In his 1993 race for the U.S. Senate, the Massachusetts Republican spoke eloquently of abortion rights, protecting gays from discrimination and the possibilities of stem-cell research. The Church of Jesus Christ of Latter-day Saints (the Mormons), which had disciplined some other church members for taking similar positions publicly, took no action against Romney.
These days, Romney talks like a Southern Baptist.
Jesus is his "personal savior," Romney told a South Carolina newspaper recently. He's recently awakened to how Roe v. Wade has "cheapened the value of human life." And that includes stem-cell research.

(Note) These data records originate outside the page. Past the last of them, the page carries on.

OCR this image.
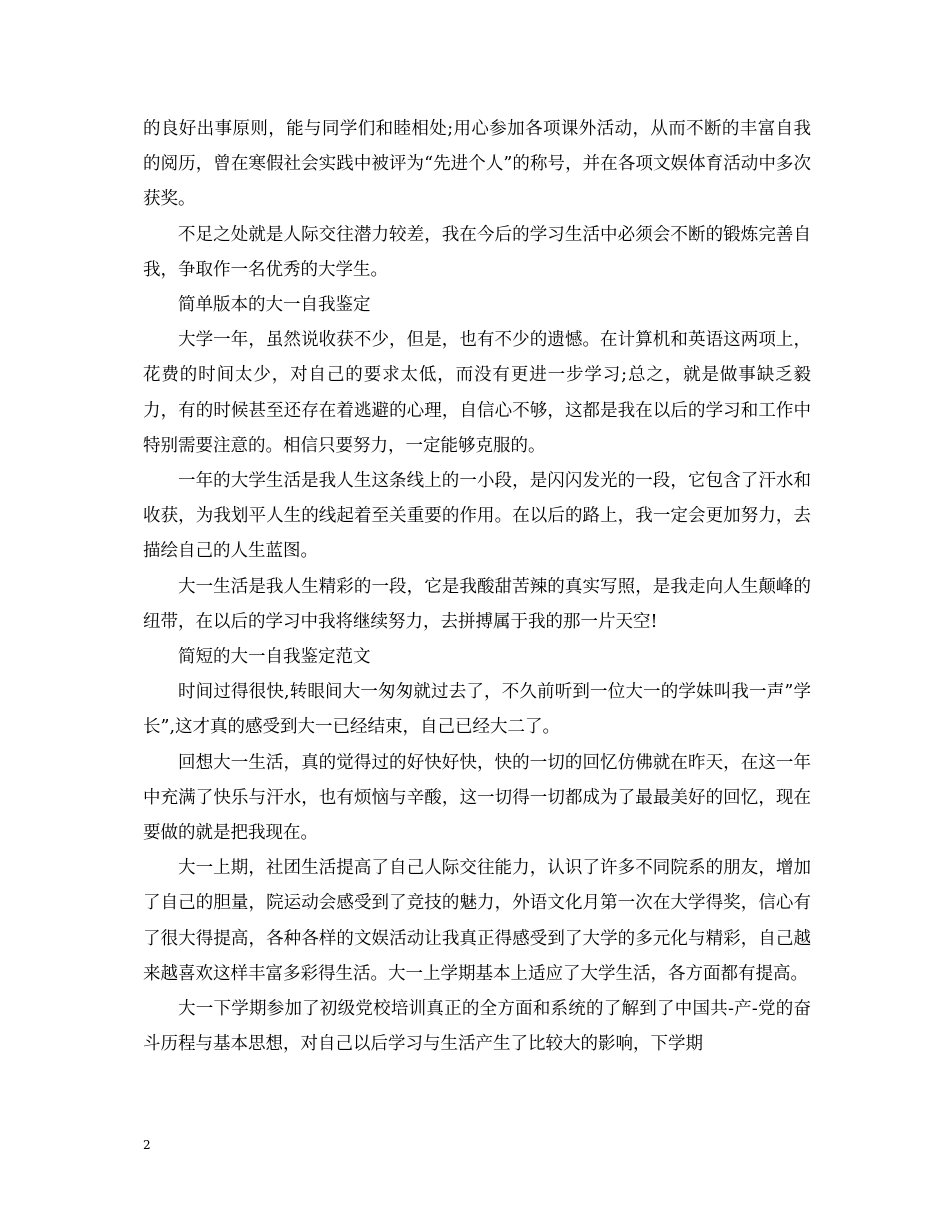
的良好出事原则，能与同学们和睦相处;用心参加各项课外活动，从而不断的丰富自我的阅历，曾在寒假社会实践中被评为“先进个人”的称号，并在各项文娱体育活动中多次获奖。

不足之处就是人际交往潜力较差，我在今后的学习生活中必须会不断的锻炼完善自我，争取作一名优秀的大学生。

简单版本的大一自我鉴定

大学一年，虽然说收获不少，但是，也有不少的遗憾。在计算机和英语这两项上，花费的时间太少，对自己的要求太低，而没有更进一步学习;总之，就是做事缺乏毅力，有的时候甚至还存在着逃避的心理，自信心不够，这都是我在以后的学习和工作中特别需要注意的。相信只要努力，一定能够克服的。

一年的大学生活是我人生这条线上的一小段，是闪闪发光的一段，它包含了汗水和收获，为我划平人生的线起着至关重要的作用。在以后的路上，我一定会更加努力，去描绘自己的人生蓝图。

大一生活是我人生精彩的一段，它是我酸甜苦辣的真实写照，是我走向人生颠峰的纽带，在以后的学习中我将继续努力，去拼搏属于我的那一片天空!

简短的大一自我鉴定范文

时间过得很快,转眼间大一匆匆就过去了，不久前听到一位大一的学妹叫我一声”学长”,这才真的感受到大一已经结束，自己已经大二了。

回想大一生活，真的觉得过的好快好快，快的一切的回忆仿佛就在昨天，在这一年中充满了快乐与汗水，也有烦恼与辛酸，这一切得一切都成为了最最美好的回忆，现在要做的就是把我现在。

大一上期，社团生活提高了自己人际交往能力，认识了许多不同院系的朋友，增加了自己的胆量，院运动会感受到了竞技的魅力，外语文化月第一次在大学得奖，信心有了很大得提高，各种各样的文娱活动让我真正得感受到了大学的多元化与精彩，自己越来越喜欢这样丰富多彩得生活。大一上学期基本上适应了大学生活，各方面都有提高。

大一下学期参加了初级党校培训真正的全方面和系统的了解到了中国共-产-党的奋斗历程与基本思想，对自己以后学习与生活产生了比较大的影响，下学期

2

The opposition within the Mormon community is clearly based on his move to the right on political issues and not any fundamental theological shift by Romney. This is no surprise. Liberal Mormons shouldn't be expected to support a conservative candidate.
But this article should at least undercut some of the rhetoric that Romney's conservative convictions came out of his faith. As outlined in the article, Romney once was to the left of Mormon orthodoxy and now he is to the right of it.

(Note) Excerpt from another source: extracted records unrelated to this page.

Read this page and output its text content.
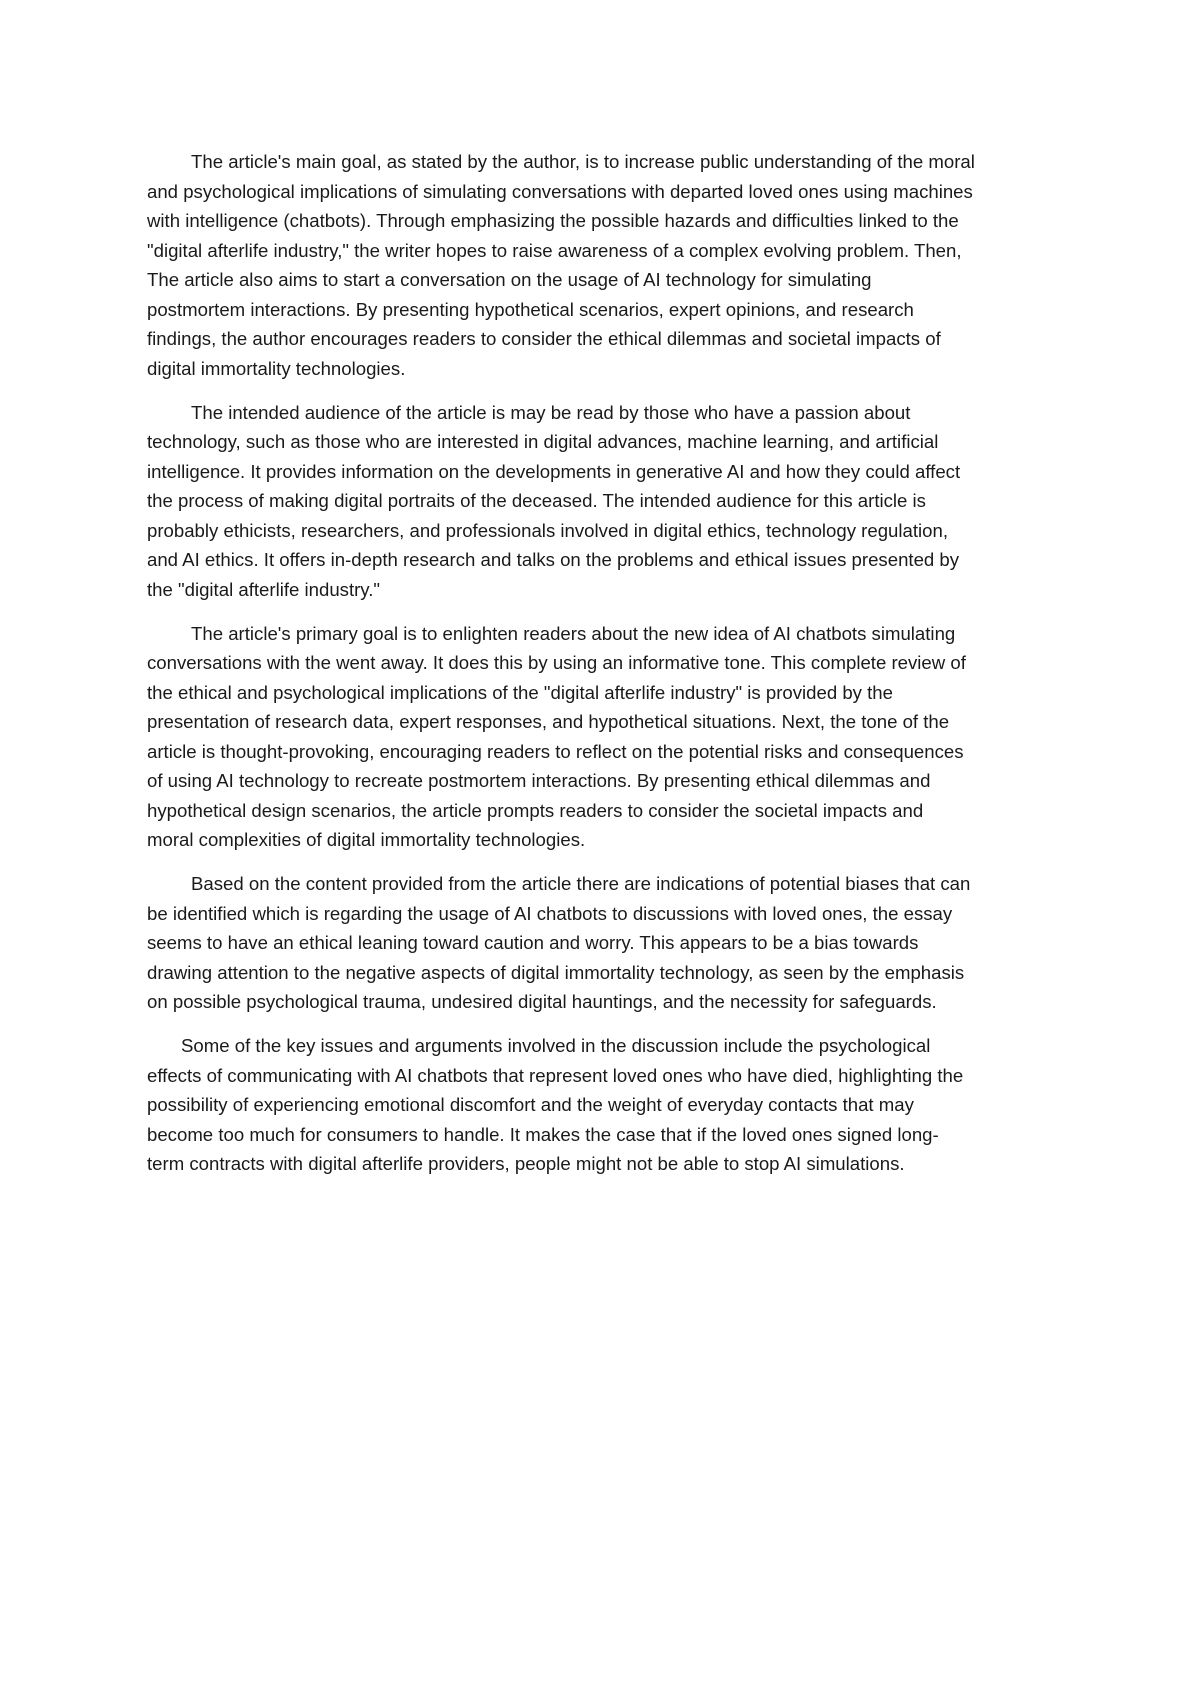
The article's main goal, as stated by the author, is to increase public understanding of the moral
and psychological implications of simulating conversations with departed loved ones using machines
with intelligence (chatbots). Through emphasizing the possible hazards and difficulties linked to the
"digital afterlife industry," the writer hopes to raise awareness of a complex evolving problem. Then,
The article also aims to start a conversation on the usage of AI technology for simulating
postmortem interactions. By presenting hypothetical scenarios, expert opinions, and research
findings, the author encourages readers to consider the ethical dilemmas and societal impacts of
digital immortality technologies.

The intended audience of the article is may be read by those who have a passion about
technology, such as those who are interested in digital advances, machine learning, and artificial
intelligence. It provides information on the developments in generative AI and how they could affect
the process of making digital portraits of the deceased. The intended audience for this article is
probably ethicists, researchers, and professionals involved in digital ethics, technology regulation,
and AI ethics. It offers in-depth research and talks on the problems and ethical issues presented by
the "digital afterlife industry."

The article's primary goal is to enlighten readers about the new idea of AI chatbots simulating
conversations with the went away. It does this by using an informative tone. This complete review of
the ethical and psychological implications of the "digital afterlife industry" is provided by the
presentation of research data, expert responses, and hypothetical situations. Next, the tone of the
article is thought-provoking, encouraging readers to reflect on the potential risks and consequences
of using AI technology to recreate postmortem interactions. By presenting ethical dilemmas and
hypothetical design scenarios, the article prompts readers to consider the societal impacts and
moral complexities of digital immortality technologies.

Based on the content provided from the article there are indications of potential biases that can
be identified which is regarding the usage of AI chatbots to discussions with loved ones, the essay
seems to have an ethical leaning toward caution and worry. This appears to be a bias towards
drawing attention to the negative aspects of digital immortality technology, as seen by the emphasis
on possible psychological trauma, undesired digital hauntings, and the necessity for safeguards.

Some of the key issues and arguments involved in the discussion include the psychological
effects of communicating with AI chatbots that represent loved ones who have died, highlighting the
possibility of experiencing emotional discomfort and the weight of everyday contacts that may
become too much for consumers to handle. It makes the case that if the loved ones signed long-
term contracts with digital afterlife providers, people might not be able to stop AI simulations.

This brings me to an Washington Post op-ed by editorial writer Stephen Stromberg, who grew up as a Mormon in California. He lays out an argument that Romney's religious views should have no effect on the race and should not be examined:
But regardless of how uncomfortable some of these characteristics make some feel, it is unproductive to focus on Romney's Mormonism. A candidate's faith, like that of an L.A. high school student or anyone else is ultimately a complex and personal phenomenon, even in the context of a highly centralized religious organization. My experience in Mormon congregations across the country has taught me that it is impossible to tell precisely how individual Mormons will apply their religious principles to their professional lives. And beyond encouraging hard work and honesty, the church itself is hardly definitive on the subject. Consider the divergent examples of other well-known Mormons -- those of Sen. Orrin Hatch (R-Utah) and Senate Majority Leader Harry Reid (D-Nev.), say.
No one but Romney can know how his beliefs might affect his judgment.

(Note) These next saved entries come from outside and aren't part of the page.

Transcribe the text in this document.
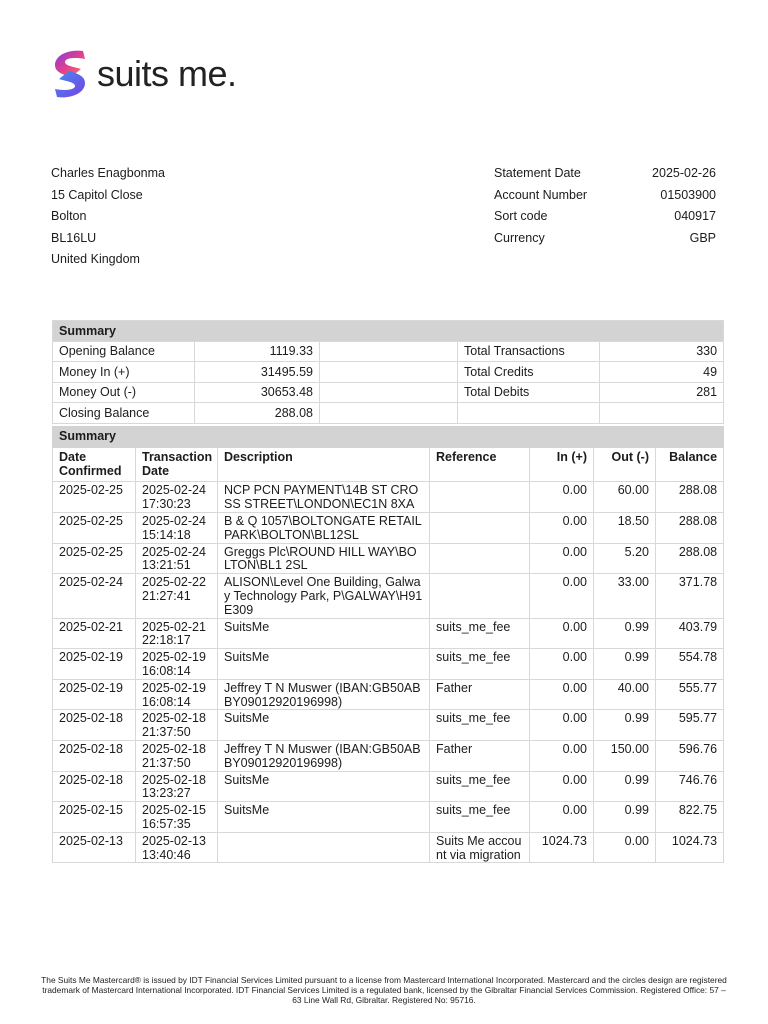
suits me.
Charles Enagbonma
15 Capitol Close
Bolton
BL16LU
United Kingdom
Statement Date	2025-02-26
Account Number	01503900
Sort code	040917
Currency	GBP
Summary				
Opening Balance	1119.33		Total Transactions	330
Money In (+)	31495.59		Total Credits	49
Money Out (-)	30653.48		Total Debits	281
Closing Balance	288.08			
Summary						
Date Confirmed	Transaction Date	Description	Reference	In (+)	Out (-)	Balance
2025-02-25	2025-02-24 17:30:23	NCP PCN PAYMENT\14B ST CROSS STREET\LONDON\EC1N 8XA		0.00	60.00	288.08
2025-02-25	2025-02-24 15:14:18	B & Q 1057\BOLTONGATE RETAIL PARK\BOLTON\BL12SL		0.00	18.50	288.08
2025-02-25	2025-02-24 13:21:51	Greggs Plc\ROUND HILL WAY\BOLTON\BL1 2SL		0.00	5.20	288.08
2025-02-24	2025-02-22 21:27:41	ALISON\Level One Building, Galway Technology Park, P\GALWAY\H91 E309		0.00	33.00	371.78
2025-02-21	2025-02-21 22:18:17	SuitsMe	suits_me_fee	0.00	0.99	403.79
2025-02-19	2025-02-19 16:08:14	SuitsMe	suits_me_fee	0.00	0.99	554.78
2025-02-19	2025-02-19 16:08:14	Jeffrey T N Muswer (IBAN:GB50ABBY09012920196998)	Father	0.00	40.00	555.77
2025-02-18	2025-02-18 21:37:50	SuitsMe	suits_me_fee	0.00	0.99	595.77
2025-02-18	2025-02-18 21:37:50	Jeffrey T N Muswer (IBAN:GB50ABBY09012920196998)	Father	0.00	150.00	596.76
2025-02-18	2025-02-18 13:23:27	SuitsMe	suits_me_fee	0.00	0.99	746.76
2025-02-15	2025-02-15 16:57:35	SuitsMe	suits_me_fee	0.00	0.99	822.75
2025-02-13	2025-02-13 13:40:46		Suits Me account via migration	1024.73	0.00	1024.73
The Suits Me Mastercard® is issued by IDT Financial Services Limited pursuant to a license from Mastercard International Incorporated. Mastercard and the circles design are registered trademark of Mastercard International Incorporated. IDT Financial Services Limited is a regulated bank, licensed by the Gibraltar Financial Services Commission. Registered Office: 57 – 63 Line Wall Rd, Gibraltar. Registered No: 95716.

This is all well and good if you're not a reporter, but if you are, attention to Romney's Mormon faith is very relevant. As much as we may wish it, Americans care about a person's religious affiliation, and the Mormon issue will matter to Romney as he continues his run for the Republican nomination for the presidency.
Reporters should not be expected to ignore this aspect of Romney's campaign. In fact, until Romney addresses the subject and explains how his faith affects or does not affect his policies, reporters will continue to write about the confusion, the flip-flops and the shifting positions.